B. For a LEGAL ENTITY (other than a natural person), please indicate (by a check) which criteria, if any apply:
☐ (1) A limited liability company, partnership, corporation or trust. .
☐ (2) A bank, savings and loan association or similar institution, as defined in the Securities Act of 1933, whether acting in its individual or fiduciary capacity or a broker or dealer registered pursuant to Section 15 of the Securities Exchange Act of 1934.
☐ (3) An insurance company as defined in the Securities Act of 1933.
☐ (4) An investment company registered under the Investment Company Act of 1940.
☐ (5) A business development company as defined in the Investment Company Act of 1940.
☐ (6) A private business development company as defined in the Investment Advisors Act of 1940.
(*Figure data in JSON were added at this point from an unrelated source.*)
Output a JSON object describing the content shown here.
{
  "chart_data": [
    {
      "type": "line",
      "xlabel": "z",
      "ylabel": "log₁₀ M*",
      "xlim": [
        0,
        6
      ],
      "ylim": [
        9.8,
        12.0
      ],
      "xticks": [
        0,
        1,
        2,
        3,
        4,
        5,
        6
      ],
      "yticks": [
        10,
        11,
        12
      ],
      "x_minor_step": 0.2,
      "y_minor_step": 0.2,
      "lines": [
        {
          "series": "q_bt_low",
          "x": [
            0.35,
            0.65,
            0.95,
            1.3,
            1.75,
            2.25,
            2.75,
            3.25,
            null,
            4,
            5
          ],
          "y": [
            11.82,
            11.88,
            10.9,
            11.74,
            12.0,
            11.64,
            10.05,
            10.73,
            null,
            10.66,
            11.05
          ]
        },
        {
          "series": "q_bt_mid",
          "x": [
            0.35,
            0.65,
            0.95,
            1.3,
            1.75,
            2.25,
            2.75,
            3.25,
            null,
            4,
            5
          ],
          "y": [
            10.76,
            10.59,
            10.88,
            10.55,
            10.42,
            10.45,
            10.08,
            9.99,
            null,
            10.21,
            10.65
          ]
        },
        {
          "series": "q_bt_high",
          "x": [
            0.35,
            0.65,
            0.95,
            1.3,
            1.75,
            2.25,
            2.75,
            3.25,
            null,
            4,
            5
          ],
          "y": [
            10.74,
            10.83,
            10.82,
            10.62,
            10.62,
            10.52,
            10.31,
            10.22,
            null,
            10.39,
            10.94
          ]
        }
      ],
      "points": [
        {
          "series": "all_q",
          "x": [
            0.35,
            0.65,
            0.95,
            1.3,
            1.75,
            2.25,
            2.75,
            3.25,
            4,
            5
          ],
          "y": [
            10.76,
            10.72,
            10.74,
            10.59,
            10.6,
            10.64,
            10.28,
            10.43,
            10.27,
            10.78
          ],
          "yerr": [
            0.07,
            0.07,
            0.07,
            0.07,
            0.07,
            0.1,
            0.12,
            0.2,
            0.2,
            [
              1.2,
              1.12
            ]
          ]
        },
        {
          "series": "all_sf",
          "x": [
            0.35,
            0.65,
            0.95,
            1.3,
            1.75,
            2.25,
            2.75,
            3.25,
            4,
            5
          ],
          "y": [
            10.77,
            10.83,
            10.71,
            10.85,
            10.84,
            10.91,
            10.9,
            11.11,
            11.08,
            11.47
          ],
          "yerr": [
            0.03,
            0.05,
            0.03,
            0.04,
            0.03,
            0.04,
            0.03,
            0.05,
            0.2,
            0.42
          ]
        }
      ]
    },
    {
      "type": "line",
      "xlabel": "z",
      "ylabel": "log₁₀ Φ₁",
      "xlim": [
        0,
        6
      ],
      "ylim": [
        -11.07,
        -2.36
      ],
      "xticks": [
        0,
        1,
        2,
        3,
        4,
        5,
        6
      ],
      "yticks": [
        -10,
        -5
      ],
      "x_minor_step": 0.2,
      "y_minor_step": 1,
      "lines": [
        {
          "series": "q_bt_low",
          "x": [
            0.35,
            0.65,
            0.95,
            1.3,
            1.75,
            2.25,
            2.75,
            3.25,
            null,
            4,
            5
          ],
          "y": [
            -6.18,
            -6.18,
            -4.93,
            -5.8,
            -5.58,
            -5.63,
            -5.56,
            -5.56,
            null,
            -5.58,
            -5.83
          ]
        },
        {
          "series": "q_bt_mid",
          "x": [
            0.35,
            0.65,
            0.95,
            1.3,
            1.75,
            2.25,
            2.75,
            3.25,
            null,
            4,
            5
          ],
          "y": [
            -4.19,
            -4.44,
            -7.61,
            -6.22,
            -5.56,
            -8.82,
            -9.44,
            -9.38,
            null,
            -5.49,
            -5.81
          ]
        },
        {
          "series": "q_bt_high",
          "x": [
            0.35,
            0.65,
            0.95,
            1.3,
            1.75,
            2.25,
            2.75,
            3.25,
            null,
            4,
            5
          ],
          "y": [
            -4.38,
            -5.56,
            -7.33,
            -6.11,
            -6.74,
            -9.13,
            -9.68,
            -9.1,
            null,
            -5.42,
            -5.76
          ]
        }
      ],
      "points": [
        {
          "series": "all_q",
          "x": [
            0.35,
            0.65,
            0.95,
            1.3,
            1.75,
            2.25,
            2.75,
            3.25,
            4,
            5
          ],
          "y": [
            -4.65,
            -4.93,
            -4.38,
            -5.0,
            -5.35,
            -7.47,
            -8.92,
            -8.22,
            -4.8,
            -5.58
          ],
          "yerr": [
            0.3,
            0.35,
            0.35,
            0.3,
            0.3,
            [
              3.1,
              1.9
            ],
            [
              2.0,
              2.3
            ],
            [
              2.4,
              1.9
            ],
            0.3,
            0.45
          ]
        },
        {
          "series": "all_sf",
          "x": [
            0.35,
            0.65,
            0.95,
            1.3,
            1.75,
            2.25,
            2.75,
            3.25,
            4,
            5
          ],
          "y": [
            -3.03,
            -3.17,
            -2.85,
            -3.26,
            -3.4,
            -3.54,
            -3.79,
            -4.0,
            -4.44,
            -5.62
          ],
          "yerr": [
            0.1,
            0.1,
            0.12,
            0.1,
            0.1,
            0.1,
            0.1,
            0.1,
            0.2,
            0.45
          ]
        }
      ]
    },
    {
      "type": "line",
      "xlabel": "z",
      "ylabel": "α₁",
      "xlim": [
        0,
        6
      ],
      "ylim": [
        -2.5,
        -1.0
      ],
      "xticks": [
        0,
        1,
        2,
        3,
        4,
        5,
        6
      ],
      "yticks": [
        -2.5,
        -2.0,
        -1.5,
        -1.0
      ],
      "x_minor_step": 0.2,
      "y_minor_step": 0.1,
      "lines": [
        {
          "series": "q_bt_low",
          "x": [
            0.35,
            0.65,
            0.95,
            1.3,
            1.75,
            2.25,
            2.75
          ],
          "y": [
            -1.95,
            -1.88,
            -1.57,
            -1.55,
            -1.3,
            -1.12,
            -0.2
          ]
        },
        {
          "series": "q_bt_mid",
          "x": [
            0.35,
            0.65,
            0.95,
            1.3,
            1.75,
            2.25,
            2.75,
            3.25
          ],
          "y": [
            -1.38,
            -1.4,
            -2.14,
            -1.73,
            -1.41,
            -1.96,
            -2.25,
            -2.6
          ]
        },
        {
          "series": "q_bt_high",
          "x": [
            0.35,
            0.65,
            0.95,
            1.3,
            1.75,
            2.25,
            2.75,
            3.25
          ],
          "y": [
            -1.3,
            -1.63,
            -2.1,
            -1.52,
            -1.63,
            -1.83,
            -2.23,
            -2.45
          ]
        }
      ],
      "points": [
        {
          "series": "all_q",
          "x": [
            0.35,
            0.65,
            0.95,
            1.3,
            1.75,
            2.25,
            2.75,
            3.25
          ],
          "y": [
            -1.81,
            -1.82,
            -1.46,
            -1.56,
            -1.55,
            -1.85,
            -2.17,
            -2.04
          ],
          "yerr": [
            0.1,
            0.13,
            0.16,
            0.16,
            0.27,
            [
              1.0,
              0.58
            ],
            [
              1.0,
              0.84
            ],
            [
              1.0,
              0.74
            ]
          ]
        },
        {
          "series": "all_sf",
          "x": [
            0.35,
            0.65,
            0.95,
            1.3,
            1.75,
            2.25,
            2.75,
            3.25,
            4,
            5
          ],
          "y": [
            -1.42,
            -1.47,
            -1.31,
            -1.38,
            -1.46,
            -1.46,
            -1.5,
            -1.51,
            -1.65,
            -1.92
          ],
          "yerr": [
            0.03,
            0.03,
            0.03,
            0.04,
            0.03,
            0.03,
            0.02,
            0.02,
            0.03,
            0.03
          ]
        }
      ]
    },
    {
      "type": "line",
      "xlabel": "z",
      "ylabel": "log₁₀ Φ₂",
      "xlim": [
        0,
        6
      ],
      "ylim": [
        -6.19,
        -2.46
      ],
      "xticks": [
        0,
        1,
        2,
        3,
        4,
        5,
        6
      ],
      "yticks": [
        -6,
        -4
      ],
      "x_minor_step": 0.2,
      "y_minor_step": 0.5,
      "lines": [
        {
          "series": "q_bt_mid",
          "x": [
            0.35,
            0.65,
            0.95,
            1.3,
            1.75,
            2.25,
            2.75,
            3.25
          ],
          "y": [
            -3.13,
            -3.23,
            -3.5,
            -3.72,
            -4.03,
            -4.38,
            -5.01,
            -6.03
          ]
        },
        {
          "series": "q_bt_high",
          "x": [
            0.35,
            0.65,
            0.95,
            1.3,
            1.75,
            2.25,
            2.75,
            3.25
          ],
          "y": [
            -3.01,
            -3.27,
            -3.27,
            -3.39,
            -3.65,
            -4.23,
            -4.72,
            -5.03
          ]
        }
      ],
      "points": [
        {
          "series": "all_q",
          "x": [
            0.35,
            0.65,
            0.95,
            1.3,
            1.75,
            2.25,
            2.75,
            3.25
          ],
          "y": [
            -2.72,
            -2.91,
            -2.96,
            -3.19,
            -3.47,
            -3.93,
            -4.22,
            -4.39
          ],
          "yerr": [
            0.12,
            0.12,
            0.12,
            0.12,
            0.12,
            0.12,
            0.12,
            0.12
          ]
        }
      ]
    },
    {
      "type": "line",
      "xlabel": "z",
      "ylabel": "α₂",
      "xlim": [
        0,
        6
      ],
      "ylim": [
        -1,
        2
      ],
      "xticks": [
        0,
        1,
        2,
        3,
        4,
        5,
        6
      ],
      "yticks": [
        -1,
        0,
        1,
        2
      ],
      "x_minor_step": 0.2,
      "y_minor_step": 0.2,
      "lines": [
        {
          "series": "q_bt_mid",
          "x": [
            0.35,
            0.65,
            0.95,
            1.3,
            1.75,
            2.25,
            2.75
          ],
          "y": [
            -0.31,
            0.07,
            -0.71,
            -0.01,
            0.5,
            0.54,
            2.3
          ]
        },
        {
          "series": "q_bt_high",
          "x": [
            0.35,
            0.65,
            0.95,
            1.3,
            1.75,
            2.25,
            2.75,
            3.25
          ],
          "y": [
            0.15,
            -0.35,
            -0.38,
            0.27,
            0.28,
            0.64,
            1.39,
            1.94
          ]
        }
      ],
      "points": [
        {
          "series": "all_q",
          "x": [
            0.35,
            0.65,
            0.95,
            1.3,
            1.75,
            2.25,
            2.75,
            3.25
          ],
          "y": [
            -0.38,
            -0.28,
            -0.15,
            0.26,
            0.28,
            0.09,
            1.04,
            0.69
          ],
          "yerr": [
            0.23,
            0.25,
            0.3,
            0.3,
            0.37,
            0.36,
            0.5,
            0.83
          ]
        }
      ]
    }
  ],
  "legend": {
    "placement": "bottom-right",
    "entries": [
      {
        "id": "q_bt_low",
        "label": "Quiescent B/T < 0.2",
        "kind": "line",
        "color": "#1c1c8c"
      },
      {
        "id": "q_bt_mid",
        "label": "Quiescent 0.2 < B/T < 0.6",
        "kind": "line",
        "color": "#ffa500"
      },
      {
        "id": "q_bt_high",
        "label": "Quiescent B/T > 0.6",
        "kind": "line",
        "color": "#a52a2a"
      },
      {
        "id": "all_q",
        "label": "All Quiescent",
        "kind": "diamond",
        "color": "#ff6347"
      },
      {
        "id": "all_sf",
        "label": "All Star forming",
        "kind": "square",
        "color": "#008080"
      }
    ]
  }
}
☐ (7) A Small Business Investment Company licensed by the U.S. Small Business Administration under the Small Business Investment Act of 1958.
☐ (8) An organization described in Section 501(c)(3) of the Internal Revenue Code, corporation, Massachusetts or similar business trust, or partnership, not formed for the specific purpose of acquiring the securities offered, with total assets in excess of $5,000,000.
☐ (9) A plan established and maintained by a state, its political subdivisions, or any agency or instrumentality of a state or its political subdivisions, for the benefit of its employees, if such plan has total assets in excess of $5,000,000.
☐ (10) An employee benefit plan within the meaning of Title I of the Employment Retirement Income Security Act of 1974, if the investment decision is made by a plan fiduciary, as defined in such Act, which is either a bank, savings and loan association, insurance company, or registered investment advisor, or if the employee benefit plan has total assets in excess of $5,000,000, or if a self-directed plan, the investment decisions are made solely by persons that are accredited investors.
☐ (11) A trust with total assets in excess of $5,000,000, not formed for the specific purpose of acquiring the securities offered, whose purchase Is directed by a “sophisticated” person as defined in the Securities Act of 1933.